O calabouço onde o governo da Nicarágua prendeu jornalistas

Condições da prisão não servem “nem para criar porcos”, diz deputado europeu que foi visitar o dono de um canal de TV detido pelo governo de Daniel Ortega

Reportagem
19 de fevereiro de 2019
12:00
Este artigo tem mais de 5 ano

As lanternas dos celulares machucaram os olhos do jornalista nicaraguense Miguel Mora. Os deputados do Parlamento Europeu iluminaram a cela para, no escuro, encontrar o jornalista e preso político da ditadura de Daniel Ortega e Rosario Murillo na Nicarágua. Mora estava no fundo da cela, vestindo o uniforme azul de presidiário. Passou quase um minuto até que os olhos do diretor do antigo canal de TV 100% Noticias se adaptassem à iluminação e ele pudesse ver com clareza os visitantes de sotaque estrangeiro que haviam chegado ao seu calabouço na prisão conhecida como El Chipote, na capital Manágua.

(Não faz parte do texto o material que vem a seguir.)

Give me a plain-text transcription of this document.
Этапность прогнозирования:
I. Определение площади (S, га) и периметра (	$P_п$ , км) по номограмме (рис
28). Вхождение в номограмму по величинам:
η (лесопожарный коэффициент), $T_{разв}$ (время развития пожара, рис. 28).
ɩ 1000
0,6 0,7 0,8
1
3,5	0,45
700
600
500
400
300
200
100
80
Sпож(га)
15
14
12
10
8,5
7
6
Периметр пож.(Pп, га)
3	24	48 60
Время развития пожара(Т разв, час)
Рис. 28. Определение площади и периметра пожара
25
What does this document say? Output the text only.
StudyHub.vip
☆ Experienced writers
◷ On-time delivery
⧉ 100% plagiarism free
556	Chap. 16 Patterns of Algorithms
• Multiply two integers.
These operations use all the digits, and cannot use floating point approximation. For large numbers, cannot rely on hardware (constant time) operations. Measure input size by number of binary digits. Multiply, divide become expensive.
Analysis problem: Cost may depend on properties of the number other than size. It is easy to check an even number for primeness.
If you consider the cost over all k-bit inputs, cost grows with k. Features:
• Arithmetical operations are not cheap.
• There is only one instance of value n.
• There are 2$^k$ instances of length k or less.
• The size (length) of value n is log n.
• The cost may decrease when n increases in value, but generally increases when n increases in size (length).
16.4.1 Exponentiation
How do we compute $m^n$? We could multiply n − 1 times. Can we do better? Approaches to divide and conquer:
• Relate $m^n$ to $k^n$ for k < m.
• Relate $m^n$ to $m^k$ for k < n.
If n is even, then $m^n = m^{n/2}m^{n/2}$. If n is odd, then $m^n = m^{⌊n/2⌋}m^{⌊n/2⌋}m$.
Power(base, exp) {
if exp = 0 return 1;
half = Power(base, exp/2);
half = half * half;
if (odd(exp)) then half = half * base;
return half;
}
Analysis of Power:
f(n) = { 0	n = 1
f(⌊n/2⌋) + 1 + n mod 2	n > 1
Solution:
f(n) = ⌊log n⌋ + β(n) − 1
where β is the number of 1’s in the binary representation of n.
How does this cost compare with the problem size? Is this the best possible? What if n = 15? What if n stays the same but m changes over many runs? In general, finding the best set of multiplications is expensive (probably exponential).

José Inácio Faria era um dos deputados europeus que filmavam o momento. Os detalhes da cela em que Mora passou mais de 35 dias isolado em El Chipote foram sendo descobertos pela lanterna do celular do parlamentar: um banheiro em ruínas e um chão imundo, repleto de restos de comida e garrafas plásticas. “Aqui eu como e aqui eu durmo”, explicou o jornalista.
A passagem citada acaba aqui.